Friday, April 24, 2009

It’s 2009. Can’t we have men and women working in the same job earn the same wage?

At the beginning of this Congress, the House of Representatives overwhelmingly passed the Paycheck Fairness Act, a bill designed to finally secure equal pay for equal work for all Americans. But three months later, there is still silence from the Senate.

Congress quickly enacted the Lilly Ledbetter Fair Pay Act, a law preserving remedies for victims of wage discrimination. The Ledbetter law restores employees’ right to have their day in court to fight pay disparities – a right that had been virtually taken away after a Supreme Court decision in Ledbetter v. Goodyear Tire & Rubber Co. But why should women have to FIGHT for the pay they deserve?

So here comes “Equal Pay Day 2009.”

The Paycheck Fairness Act that would give employees the tools they need to challenge the wage gap itself. On average, it took a woman all of 2008 and almost four more months into 2009 – until April 28, 2009 – to earn the same amount that a man earned in 2008 alone.
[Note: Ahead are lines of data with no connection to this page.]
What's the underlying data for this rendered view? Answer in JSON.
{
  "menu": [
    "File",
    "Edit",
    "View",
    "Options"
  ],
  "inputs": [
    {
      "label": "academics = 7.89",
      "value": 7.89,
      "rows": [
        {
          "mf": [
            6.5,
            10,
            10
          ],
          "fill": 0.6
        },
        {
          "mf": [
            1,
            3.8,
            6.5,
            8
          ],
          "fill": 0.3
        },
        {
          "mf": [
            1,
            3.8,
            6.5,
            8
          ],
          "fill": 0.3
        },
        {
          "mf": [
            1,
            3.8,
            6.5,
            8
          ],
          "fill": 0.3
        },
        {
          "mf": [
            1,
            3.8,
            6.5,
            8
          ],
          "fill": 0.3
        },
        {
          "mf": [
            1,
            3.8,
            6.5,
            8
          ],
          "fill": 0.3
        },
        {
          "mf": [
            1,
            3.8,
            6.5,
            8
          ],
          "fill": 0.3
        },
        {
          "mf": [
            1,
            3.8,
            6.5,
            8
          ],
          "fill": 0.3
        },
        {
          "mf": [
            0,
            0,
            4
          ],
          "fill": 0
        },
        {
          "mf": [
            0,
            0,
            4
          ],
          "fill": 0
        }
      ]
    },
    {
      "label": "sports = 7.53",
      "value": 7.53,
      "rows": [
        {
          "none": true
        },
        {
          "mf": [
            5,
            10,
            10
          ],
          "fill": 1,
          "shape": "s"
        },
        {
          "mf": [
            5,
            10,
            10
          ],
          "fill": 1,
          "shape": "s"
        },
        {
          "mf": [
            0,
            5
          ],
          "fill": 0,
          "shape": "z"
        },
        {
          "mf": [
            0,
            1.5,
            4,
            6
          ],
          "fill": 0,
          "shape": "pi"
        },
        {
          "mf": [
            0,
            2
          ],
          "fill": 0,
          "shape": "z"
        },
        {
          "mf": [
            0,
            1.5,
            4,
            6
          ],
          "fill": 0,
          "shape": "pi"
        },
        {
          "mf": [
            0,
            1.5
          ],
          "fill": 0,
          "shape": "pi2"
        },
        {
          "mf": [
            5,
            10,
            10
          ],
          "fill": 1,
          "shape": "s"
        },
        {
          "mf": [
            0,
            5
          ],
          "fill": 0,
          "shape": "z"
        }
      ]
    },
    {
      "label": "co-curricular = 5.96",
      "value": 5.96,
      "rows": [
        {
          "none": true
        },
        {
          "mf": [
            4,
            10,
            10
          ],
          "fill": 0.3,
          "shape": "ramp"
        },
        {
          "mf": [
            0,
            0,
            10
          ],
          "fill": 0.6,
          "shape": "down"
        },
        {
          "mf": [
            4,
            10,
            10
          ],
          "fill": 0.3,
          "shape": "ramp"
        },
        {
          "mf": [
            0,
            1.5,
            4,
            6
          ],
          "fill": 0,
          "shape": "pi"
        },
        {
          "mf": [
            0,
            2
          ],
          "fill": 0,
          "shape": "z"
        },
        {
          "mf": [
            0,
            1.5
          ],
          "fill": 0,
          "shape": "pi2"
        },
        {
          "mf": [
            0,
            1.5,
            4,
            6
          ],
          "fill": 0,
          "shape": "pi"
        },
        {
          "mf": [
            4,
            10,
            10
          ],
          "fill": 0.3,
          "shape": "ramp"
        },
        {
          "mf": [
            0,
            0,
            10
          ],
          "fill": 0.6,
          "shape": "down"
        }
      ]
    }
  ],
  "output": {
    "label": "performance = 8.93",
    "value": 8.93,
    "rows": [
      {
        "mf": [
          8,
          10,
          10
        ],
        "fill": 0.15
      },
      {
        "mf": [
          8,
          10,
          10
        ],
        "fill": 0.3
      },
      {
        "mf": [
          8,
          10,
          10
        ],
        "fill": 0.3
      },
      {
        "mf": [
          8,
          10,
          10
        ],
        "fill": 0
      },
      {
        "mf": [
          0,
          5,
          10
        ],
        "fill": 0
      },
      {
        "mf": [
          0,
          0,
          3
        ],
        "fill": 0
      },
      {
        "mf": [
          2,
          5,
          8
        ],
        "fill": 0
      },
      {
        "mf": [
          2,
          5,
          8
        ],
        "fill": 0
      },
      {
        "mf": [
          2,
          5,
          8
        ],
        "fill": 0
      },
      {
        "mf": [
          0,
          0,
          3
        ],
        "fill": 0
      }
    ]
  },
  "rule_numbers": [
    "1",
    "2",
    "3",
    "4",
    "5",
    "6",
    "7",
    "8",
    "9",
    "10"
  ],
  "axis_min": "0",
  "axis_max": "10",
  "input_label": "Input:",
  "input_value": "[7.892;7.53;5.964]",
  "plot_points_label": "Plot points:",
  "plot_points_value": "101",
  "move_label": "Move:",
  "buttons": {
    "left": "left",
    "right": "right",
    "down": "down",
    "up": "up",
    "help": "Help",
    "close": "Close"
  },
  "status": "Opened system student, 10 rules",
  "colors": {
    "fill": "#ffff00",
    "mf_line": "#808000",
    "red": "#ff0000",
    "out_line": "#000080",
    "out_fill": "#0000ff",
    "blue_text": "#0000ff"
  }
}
According to the U.S. Census Bureau, women who work full time still earn, on average, 78 cents for every dollar men earn. For African-American women and Latinas, the numbers are even worse.

At the current rate of “progress,” it could take decades before women reach equal pay and achieve the end of Equal Pay Day, if nothing is done.

Economist Evelyn Murphy estimates that chronic wage discrimination will deprive a woman of between $700,000 and $2 million over a career. This figure grows when the loss of pension and social security benefits is included.

For the sake of our families’ economic security, it is time for lawmakers to take the next step and erase this ‘celebration’ from next year’s calendar.